• A movie about the end of the world that's not about saving the world but about who gets to live through it. Inspired by the 2012 trailers, which actually have a few interesting bits among the Roland Emmerich Epic Explosions, involving scenes of the government preparing what amounts to a modern Noah's Ark and deciding who gets on and who gets left behind. (Think also Battlestar's "Razor": "So you're going to decide just like that who lives and who dies?") You could even have lots of explosions and action shit with people revolting, trying to smuggle/attack their way onto the ark, etc., as well as a genuine Ethical Dilemma and angsty character drama (survivor's guilt, etc.).
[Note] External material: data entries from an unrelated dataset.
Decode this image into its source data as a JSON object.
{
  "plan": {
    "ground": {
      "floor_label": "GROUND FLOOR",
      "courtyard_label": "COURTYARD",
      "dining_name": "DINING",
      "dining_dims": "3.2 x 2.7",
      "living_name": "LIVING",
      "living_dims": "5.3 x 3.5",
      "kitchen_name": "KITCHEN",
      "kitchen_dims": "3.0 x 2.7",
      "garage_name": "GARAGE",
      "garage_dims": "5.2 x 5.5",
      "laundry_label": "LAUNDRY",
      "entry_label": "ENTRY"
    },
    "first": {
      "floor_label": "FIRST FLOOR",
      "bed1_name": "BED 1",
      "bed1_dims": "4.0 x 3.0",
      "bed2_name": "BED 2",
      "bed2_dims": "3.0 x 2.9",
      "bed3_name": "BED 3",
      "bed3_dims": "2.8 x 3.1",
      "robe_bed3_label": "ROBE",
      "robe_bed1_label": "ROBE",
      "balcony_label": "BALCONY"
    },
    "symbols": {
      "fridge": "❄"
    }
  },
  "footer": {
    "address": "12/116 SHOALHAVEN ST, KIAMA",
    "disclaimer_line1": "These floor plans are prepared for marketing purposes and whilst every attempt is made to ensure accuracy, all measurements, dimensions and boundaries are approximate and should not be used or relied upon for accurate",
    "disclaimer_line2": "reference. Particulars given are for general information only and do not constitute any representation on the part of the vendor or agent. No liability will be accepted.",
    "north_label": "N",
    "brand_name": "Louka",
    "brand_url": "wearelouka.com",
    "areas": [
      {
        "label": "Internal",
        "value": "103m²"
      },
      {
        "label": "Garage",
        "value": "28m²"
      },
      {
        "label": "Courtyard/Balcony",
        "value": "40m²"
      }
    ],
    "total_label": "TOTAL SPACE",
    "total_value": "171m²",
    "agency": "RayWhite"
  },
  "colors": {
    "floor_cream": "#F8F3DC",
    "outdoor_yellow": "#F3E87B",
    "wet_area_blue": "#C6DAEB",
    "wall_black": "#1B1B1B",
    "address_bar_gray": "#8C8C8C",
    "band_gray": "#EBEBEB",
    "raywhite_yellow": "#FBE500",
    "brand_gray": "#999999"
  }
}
  • A prose story (novel, novella, hypertext, whatever) about digital ghosts formed by the vast quantities of personal data left behind on the Internet in the modern world. Inspired by Caprica's pilot, except not with a stupid perfect copy but a fragmented, obviously artificial but still bearing significant resemblance construct, like a person with Alzheimer's, where sometimes they sound just like themselves and sometimes they're so very obviously not. Targeted straight at Uncanny Valley technological anxiety, identity theft fears, dreams of technological immortality via singularity and sci-fi's brains on disc trope, and more generally the piecemeal, constructed nature of modern cognizance (which has always been true obviously, just not so obvious, and the tearing away of the illusion of truth is what's so damaging and scary to us).

  • A video game about the exploration and terraforming of a new planet after Earth's downfall. Player character as the lone awakened human aboard an ark spaceship stocked with humans in hibernation/cryostasis/whatever and plant and animal specimens, sent down to a living planet's surface to scout. Encounters completely alien fauna and flora and early on involves lots of exploration porn, sweet vistas and crazy creatures and stuff, structured by a categorization mechanic ala Beyond Good and Evil or Pokemon Snap. Switches between on the planet (huge open world nonlinear exploration, with scout vehicle for fast travel around, all natural and curvy and colorful and alive) and the ark ship (cramped corridors, bulky square technological drab dead), getting orders from an AI terraforming protocol, gradually transitioning from exploration and cataloguing to terraforming, bringing in algae and small stuff at first and slowly escalating to higher terrestrial life forms, in the process wiping out the existing ecosystem. Watch all the cool creatures you hopefully became friendly with early on slowly killed off by your own efforts. Rebellion is inadvisable as the AI controls your fuel, food, water, etc. rations--and even if you just kill yourself, the AI awakens someone else to take over, and the game continues.